Despite Jody’s observations , I think McCain was absolutely right not to spend a lot time talking about abortion and related issues in his acceptance speech. Consider:

(a) You’ve got to get possession of the bully pulpit before giving the sermons.

(b) Those on both sides for whom the life issues are paramount already know McCain’s and Obama’s positions and (except for a few people in the grip of some delusion, like Doug Kmiec) are going to vote accordingly.

(c) One cannot argue that by not emphasizing abortion McCain forfeits the right, if elected, to claim a “mandate” in this area. Everyone knows that he would not really have a specific pro-life mandate in any event. Everyone knows this because everyone knows that public opinion is deeply divided and somewhat confused on the issue, and because they know that this election is largely being driven by other concerns—the economy, the war in Iraq, weariness with partisanship, etc.

Unfortunately, most of the independents who need to be appealed to are not strongly pro-life. One reason that Republicans are hurting, is that many people have come to the conclusion that the Republican Party has been so focused on social issues and foreign policy issues, that it has neglected economic issues. And some plausibility is lent to this claim by the fact that Pres. Bush allowed Congress to spend profligately, vetoed no bills no matter how wasteful, and seemed to have no domestic agenda that he was willing to fight for.
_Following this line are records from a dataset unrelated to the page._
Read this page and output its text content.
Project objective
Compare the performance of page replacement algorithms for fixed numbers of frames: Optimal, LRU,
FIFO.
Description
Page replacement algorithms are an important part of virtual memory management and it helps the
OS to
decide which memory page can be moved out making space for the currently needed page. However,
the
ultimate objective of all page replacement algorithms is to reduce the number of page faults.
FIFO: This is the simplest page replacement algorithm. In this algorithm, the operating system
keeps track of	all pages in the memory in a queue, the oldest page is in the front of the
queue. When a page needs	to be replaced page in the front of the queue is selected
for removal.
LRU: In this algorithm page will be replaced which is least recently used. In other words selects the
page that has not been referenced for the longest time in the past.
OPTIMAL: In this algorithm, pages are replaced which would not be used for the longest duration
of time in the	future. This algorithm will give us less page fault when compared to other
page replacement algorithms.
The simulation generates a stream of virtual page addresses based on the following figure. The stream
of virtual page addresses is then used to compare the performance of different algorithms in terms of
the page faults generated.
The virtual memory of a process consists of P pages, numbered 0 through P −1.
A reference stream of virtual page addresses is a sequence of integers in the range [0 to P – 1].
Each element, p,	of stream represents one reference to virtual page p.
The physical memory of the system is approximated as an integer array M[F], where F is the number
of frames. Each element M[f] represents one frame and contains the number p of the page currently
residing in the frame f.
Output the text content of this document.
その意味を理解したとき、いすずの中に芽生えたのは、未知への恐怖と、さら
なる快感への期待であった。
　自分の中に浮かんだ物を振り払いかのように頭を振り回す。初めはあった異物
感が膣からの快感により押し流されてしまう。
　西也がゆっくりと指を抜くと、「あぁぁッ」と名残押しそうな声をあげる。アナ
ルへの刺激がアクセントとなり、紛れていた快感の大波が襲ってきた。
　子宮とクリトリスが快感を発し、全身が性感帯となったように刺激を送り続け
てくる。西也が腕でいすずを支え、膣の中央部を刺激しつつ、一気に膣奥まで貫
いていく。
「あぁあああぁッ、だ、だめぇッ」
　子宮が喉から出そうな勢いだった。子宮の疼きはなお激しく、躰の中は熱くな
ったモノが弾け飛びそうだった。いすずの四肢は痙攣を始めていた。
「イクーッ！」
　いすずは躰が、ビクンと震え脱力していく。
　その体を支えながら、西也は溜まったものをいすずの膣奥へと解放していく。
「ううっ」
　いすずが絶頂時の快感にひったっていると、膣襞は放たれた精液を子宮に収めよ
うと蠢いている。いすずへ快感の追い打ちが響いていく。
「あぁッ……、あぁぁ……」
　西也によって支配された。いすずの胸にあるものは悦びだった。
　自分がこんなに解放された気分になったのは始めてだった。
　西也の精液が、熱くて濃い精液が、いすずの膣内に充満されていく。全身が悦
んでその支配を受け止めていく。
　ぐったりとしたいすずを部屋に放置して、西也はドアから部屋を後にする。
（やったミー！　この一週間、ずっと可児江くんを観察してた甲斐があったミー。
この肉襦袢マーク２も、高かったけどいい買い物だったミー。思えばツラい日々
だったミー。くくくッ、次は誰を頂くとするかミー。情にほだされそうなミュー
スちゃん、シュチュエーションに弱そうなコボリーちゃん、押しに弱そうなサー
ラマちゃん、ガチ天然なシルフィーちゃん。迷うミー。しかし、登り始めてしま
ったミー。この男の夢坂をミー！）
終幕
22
That is obviously why McCain spent by far the greater part of his speech on matters like energy, education, taxes, and spending. He underplayed foreign policy as well as the life issues. People already know he would be a strong Commander-in-Chief and that he is forthrightly pro-life. What he had to convince them of is that he has some definite plans for dealing with the energy problem, the economy, and so on.

There is in conservatives a strong Romantic streak that loves the lost but righteous cause. They want to ride over the cliff with all flags flying. But that went out with the Jacobites—or should have. I hear some of my pro-life friends saying, “Why did we fight for the Republicans all these years? What have they done for us? Look at Souter.” They seem to be half in love with easeful defeat. “To hell with mere politics,” they seem to say, “we’d rather be right than win a meaningless election.” Not that you, Jody, are in that camp. But you might be encouraging those who are.